Los ojos de Chu Cichen se oscurecieron ligeramente.
Lu Cheng bajó la voz —El Señor Yun consumió la medicina de Shen Ruojing antes.
La Hermana Fang dijo que las propiedades medicinales de la medicina china deben haber entrado en conflicto con la medicina especial que trajo del extranjero.
Ahora, incluso la Señora Yun sospecha al respecto.
¿Afectará esto la relación entre la Familia Yun y la Familia Shen?
La Familia Yun acababa de reconocer a la Familia Shen como sus parientes y sucedió algo como esto …
¡Esto definitivamente causaría una barrera entre la Señora Yun y Shen Ruojing!
Chu Cichen estuvo en silencio por un momento antes de dar instrucciones —Guarda esa medicina e inmediatamente consigue a alguien para verificar la composición de los ingredientes.
Si las pastillas no son efectivas para tratar la enfermedad pero no causan daño mortal, puedes informar a la Señora Yun y a la Familia Yun sobre los resultados.
Pero si los resultados de la investigación son malos, destruye silenciosamente todas las pastillas y no dejes rastro alguno.
—Sí.
Después de colgar, Chu Cichen se dirigió hacia abajo.
Justo en ese momento, vio a la Matriarca Chu también bajando con un cambio de ropa.
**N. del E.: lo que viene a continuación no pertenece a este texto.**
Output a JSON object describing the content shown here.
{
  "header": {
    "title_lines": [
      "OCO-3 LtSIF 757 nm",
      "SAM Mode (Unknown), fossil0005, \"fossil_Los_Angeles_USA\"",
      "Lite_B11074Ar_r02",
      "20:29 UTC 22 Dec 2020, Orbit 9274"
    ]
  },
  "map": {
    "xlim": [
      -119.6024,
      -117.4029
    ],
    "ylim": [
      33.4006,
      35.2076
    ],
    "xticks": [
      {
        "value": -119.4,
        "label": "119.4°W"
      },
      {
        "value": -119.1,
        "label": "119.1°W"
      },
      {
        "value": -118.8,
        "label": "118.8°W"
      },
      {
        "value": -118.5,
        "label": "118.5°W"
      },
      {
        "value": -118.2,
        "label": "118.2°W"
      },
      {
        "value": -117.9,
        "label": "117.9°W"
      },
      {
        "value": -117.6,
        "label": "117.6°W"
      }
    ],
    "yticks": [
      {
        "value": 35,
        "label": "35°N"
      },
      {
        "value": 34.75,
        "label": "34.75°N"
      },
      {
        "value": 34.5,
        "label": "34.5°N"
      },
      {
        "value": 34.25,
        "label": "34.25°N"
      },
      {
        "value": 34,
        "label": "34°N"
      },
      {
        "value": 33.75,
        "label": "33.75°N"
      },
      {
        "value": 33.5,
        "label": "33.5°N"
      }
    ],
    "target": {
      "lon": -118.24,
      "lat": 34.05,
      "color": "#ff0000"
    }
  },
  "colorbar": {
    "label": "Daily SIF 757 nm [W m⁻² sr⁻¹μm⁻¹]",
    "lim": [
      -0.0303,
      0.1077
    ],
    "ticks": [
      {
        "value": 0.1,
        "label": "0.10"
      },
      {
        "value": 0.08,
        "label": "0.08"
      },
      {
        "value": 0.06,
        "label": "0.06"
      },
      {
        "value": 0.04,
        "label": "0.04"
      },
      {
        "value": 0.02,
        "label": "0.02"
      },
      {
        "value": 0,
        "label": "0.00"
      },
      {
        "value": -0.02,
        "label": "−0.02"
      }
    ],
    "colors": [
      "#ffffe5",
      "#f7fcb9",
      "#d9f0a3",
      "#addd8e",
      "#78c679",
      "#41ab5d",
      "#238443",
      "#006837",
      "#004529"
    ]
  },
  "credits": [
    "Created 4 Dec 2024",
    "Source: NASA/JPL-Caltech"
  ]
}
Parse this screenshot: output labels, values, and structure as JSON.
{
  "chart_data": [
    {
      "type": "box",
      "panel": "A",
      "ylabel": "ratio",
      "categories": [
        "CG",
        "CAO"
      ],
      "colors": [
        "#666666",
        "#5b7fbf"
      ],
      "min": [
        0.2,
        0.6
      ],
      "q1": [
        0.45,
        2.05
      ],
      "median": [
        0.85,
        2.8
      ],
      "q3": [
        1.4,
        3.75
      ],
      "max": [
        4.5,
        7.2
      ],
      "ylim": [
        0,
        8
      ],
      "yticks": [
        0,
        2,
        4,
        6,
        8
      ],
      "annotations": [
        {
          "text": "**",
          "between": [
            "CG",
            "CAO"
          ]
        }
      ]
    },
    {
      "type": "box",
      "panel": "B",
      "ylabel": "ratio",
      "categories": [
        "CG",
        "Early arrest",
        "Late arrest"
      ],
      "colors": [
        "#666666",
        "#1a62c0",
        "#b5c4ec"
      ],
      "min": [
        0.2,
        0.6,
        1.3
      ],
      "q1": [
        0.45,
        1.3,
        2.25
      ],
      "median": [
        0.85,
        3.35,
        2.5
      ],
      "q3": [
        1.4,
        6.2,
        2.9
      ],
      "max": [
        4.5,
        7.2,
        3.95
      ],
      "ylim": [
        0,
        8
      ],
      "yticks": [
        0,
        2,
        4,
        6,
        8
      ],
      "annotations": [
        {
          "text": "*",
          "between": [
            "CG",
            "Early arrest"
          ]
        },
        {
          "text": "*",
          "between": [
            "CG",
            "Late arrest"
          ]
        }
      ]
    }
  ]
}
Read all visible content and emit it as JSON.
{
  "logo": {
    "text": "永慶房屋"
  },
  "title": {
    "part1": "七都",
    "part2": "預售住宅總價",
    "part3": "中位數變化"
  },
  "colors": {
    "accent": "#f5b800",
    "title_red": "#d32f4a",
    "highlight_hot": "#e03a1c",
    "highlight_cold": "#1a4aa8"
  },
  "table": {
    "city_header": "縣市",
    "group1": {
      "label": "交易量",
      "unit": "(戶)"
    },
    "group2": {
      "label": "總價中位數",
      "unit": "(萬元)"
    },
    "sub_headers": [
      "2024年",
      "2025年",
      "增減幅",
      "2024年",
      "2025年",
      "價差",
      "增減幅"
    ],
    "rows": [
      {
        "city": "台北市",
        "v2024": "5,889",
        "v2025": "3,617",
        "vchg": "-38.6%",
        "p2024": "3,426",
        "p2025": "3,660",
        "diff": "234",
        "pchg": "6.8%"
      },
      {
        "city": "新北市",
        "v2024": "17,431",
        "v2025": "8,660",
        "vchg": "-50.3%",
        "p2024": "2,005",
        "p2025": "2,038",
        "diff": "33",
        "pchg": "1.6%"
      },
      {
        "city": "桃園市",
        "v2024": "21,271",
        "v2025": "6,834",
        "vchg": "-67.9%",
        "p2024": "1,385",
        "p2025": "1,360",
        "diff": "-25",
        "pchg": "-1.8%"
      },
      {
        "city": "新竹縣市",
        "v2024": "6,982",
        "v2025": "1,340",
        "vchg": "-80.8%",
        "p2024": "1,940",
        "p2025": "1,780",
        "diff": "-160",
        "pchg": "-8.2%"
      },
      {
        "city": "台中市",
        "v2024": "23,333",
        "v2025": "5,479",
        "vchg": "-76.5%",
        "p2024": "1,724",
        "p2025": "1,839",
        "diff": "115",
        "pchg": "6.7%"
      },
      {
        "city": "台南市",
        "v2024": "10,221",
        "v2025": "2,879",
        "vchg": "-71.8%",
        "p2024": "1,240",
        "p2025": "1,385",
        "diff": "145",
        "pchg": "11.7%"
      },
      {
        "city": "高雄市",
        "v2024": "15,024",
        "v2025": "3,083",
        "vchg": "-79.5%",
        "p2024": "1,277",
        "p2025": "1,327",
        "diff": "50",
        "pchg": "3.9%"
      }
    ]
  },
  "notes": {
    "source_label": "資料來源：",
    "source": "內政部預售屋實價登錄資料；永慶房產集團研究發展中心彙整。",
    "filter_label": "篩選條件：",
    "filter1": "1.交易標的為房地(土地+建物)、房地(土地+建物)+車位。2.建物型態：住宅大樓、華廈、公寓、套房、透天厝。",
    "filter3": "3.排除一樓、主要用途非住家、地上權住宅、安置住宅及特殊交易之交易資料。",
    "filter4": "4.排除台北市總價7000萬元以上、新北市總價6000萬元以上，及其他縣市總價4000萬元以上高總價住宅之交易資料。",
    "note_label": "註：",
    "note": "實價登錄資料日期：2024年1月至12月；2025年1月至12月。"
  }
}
Evidentemente, acababa de recibir la noticia.
Los dos se sentaron en el coche familiar e instruyeron al conductor que los llevara al hospital.
La Matriarca Chu de repente preguntó en voz baja —Cichen, ¿podría ser que Yun Zhengyang se haya puesto así porque comió la medicina de Jingjing?
Incluso la Matriarca Chu sospechaba si este era el caso.
No había necesidad de mencionar a la Señora Yun y la Familia Yun.
Chu Cichen de repente recordó la escena en la que Shen Ruojing salvó al anciano en el hospital …
Sus ojos brillaron y decidió llamar a Shen Ruojing.
–
Ahora, en el hospital, el ambiente estaba en completo caos.
El recuento de sangre de Yun Zhengyang seguía disminuyendo y los médicos estaban desamparados.
Los ojos de la Señora Yun estaban rojos por llorar.
Entró en pánico y gritó desesperadamente —¡Salvenlo rápido, por favor salvenlo!
El médico principal frunció el ceño —Señora Yun, esta situación es como antes y hemos aplicado todas las medidas de tratamiento de emergencia.
Sin embargo, todas son inútiles.
Anteriormente, ¿qué medidas tomaron ustedes que hicieron que la condición del Señor Yun mejorara?